Balbay, 1977 yılında üniversite öğrencisi olarak geldiği İzmir’den o günden bu yana hiç kopmadığını belirterek şunları söyledi:
“Ege Üniversitesi İletişim Fakültesini birincilikle bitirdikten sonra gazeteciliğimin ilk 10 yılını İzmir’de geçirdim. Mesleğin ilk yıllarındaki gençlik heyecanıyla hep sokaklarda, çevre ilçelerde, köylerde haber peşinde koştum. Sonraki yıllarda da bağımı hiç koparmadım. İzmir de bu sevginin karşılığını verdi. Silivri zindanlarında en çok İzmir’den mektup aldım. İzmirliler 3 yılı hapiste, 4 yılı özgürlükte olmak üzere 7 yıl milletvekilliğiyle beni onurlandırdılar. Teşekkür borcumu önümüzdeki günlerde de partim için, İzmir için, Türkiye için daha çok çalışarak ödeyeceğim.
“İzmir bir aşktır” diyen Balbay sözlerini şöyle sürdürdü:
“1990’lı yıllarda Ankara’dan İzmir’e gitmek için otobüs terminaline geldiğimde, bir firma görevlisi, ‘İzmir otobüsü hemen kalkıyor’ dedi. İzmir’e gideceğimi nereden anladığını sorduğumda, ‘İzmir’e gidecek olan gülümser’ karşılığını vermişti. İzmir böyle bir şehir.”

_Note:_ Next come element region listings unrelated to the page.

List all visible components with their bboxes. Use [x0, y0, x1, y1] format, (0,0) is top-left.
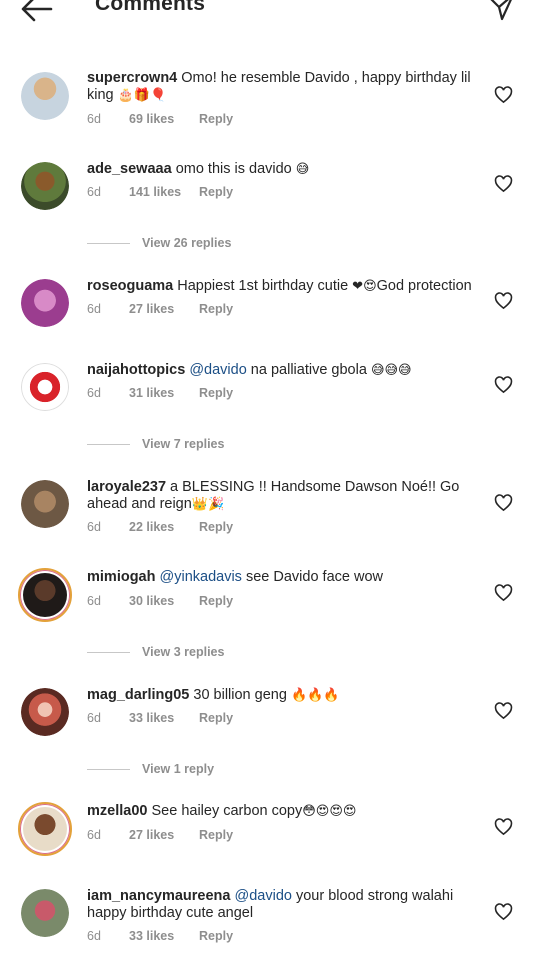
- divider: [87, 242, 130, 244]
- comment-likes[interactable]: 22 likes: [129, 520, 199, 534]
- avatar[interactable]: [21, 889, 69, 937]
- comment-emoji: ❤😍: [352, 279, 377, 294]
- comment-time: 6d: [87, 302, 101, 316]
- comment-mention[interactable]: @yinkadavis: [160, 569, 242, 585]
- divider: [87, 768, 130, 770]
- heart-icon[interactable]: [494, 903, 513, 921]
- comment-username[interactable]: laroyale237: [87, 479, 166, 495]
- comment-likes[interactable]: 141 likes: [129, 185, 199, 199]
- reply-button[interactable]: Reply: [199, 929, 233, 943]
- divider: [87, 443, 130, 445]
- reply-button[interactable]: Reply: [199, 594, 233, 608]
- reply-button[interactable]: Reply: [199, 185, 233, 199]
- avatar[interactable]: [18, 802, 72, 856]
- comment-text: Happiest 1st birthday cutie: [177, 278, 353, 294]
- comment-time: 6d: [87, 185, 101, 199]
- comment-emoji: 😅😅😅: [370, 363, 412, 378]
- comment-mention[interactable]: @davido: [235, 888, 292, 904]
- comment-likes[interactable]: 33 likes: [129, 711, 199, 725]
- paper-plane-icon[interactable]: [486, 0, 516, 22]
- comment-emoji: 👑🎉: [191, 497, 225, 512]
- comment-mention[interactable]: @davido: [189, 362, 246, 378]
- avatar[interactable]: [21, 363, 69, 411]
- heart-icon[interactable]: [494, 702, 513, 720]
- header: Comments: [0, 0, 540, 34]
- comment-likes[interactable]: 27 likes: [129, 302, 199, 316]
- reply-button[interactable]: Reply: [199, 711, 233, 725]
- reply-button[interactable]: Reply: [199, 386, 233, 400]
- view-replies-button[interactable]: View 26 replies: [87, 235, 387, 251]
- reply-button[interactable]: Reply: [199, 112, 233, 126]
- comment-text: 30 billion geng: [193, 687, 291, 703]
- comment-text: See hailey carbon copy: [151, 803, 303, 819]
- comment-text: omo this is davido: [175, 161, 296, 177]
- comment-emoji: 🔥🔥🔥: [290, 688, 340, 703]
- heart-icon[interactable]: [494, 292, 513, 310]
- heart-icon[interactable]: [494, 175, 513, 193]
- comment-likes[interactable]: 30 likes: [129, 594, 199, 608]
- comment-time: 6d: [87, 711, 101, 725]
- view-replies-button[interactable]: View 1 reply: [87, 761, 387, 777]
- comment-likes[interactable]: 31 likes: [129, 386, 199, 400]
- avatar[interactable]: [21, 279, 69, 327]
- comment-username[interactable]: mag_darling05: [87, 687, 189, 703]
- divider: [87, 651, 130, 653]
- comment-text: see Davido face wow: [241, 569, 383, 585]
- page-title: Comments: [95, 0, 206, 15]
- comment-username[interactable]: roseoguama: [87, 278, 173, 294]
- avatar[interactable]: [21, 480, 69, 528]
- comment-time: 6d: [87, 594, 101, 608]
- comment-time: 6d: [87, 828, 101, 842]
- comment-likes[interactable]: 33 likes: [129, 929, 199, 943]
- comment-time: 6d: [87, 929, 101, 943]
- view-replies-label[interactable]: View 1 reply: [142, 762, 214, 776]
- avatar[interactable]: [21, 688, 69, 736]
- heart-icon[interactable]: [494, 584, 513, 602]
- comment-username[interactable]: iam_nancymaureena: [87, 888, 230, 904]
- view-replies-label[interactable]: View 7 replies: [142, 437, 224, 451]
- heart-icon[interactable]: [494, 494, 513, 512]
- comment-likes[interactable]: 69 likes: [129, 112, 199, 126]
- comment-time: 6d: [87, 386, 101, 400]
- comment-username[interactable]: ade_sewaaa: [87, 161, 172, 177]
- comment-emoji: 🎂🎁🎈: [117, 88, 167, 103]
- avatar[interactable]: [18, 568, 72, 622]
- heart-icon[interactable]: [494, 818, 513, 836]
- comment-likes[interactable]: 27 likes: [129, 828, 199, 842]
- comment-text: na palliative gbola: [246, 362, 371, 378]
- heart-icon[interactable]: [494, 86, 513, 104]
- comment-time: 6d: [87, 112, 101, 126]
- comment-emoji: 😅: [295, 162, 310, 177]
- comment-username[interactable]: naijahottopics: [87, 362, 185, 378]
- avatar[interactable]: [21, 162, 69, 210]
- comment-text-2: God protection: [376, 278, 472, 294]
- arrow-left-icon[interactable]: [20, 0, 54, 24]
- comment-emoji: 😳😍😍😍: [302, 804, 357, 819]
- view-replies-button[interactable]: View 7 replies: [87, 436, 387, 452]
- heart-icon[interactable]: [494, 376, 513, 394]
- comment-username[interactable]: supercrown4: [87, 70, 177, 86]
- view-replies-label[interactable]: View 3 replies: [142, 645, 224, 659]
- reply-button[interactable]: Reply: [199, 520, 233, 534]
- comment-time: 6d: [87, 520, 101, 534]
- comment-username[interactable]: mimiogah: [87, 569, 155, 585]
- view-replies-label[interactable]: View 26 replies: [142, 236, 231, 250]
- avatar[interactable]: [21, 72, 69, 120]
- view-replies-button[interactable]: View 3 replies: [87, 644, 387, 660]
- comment-username[interactable]: mzella00: [87, 803, 147, 819]
- reply-button[interactable]: Reply: [199, 302, 233, 316]
- reply-button[interactable]: Reply: [199, 828, 233, 842]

Balbay 24 Haziran için var gücüyle çalışacağını belirterek, şu görüşleri paylaştı:
“Önümüzde iki büyük hedef var; birincisi kardeşimiz, yol arkadaşımız Sayın Muharrem İnce’yi Cumhurbaşkanı yapmak, ikincisi partimiz CHP’nin Meclis’te çoğunluğu elde etmesini sağlamak. Seçim kararı alınır alınmaz, partimizin propaganda çalışmasını güçlendirmek için ‘Böyle Gitmez’ başlıklı bir kitap hazırladım. Bir iki güne çıkacak. 16 Nisan referandumunda hayır kampanyamız için “İnsanı ve Devleti Yaşatmak için HAYIR” adıyla hem yazmış hem sahada koşmuştum. Adalet yürüyüşünde de Genel Başkanımız Kemal Kılıçdaroğlu ile 430 kilometre yol katettikten sonra bu büyük eylemi “Vicdanın Ayak Sesleri YÜRÜYÜŞ” adıyla kitaplaştırmıştım. Kalemimle, beynimle, ayaklarımla daha güzel, daha yaşanası, özgür bir Türkiye için mücadele edeceğim.”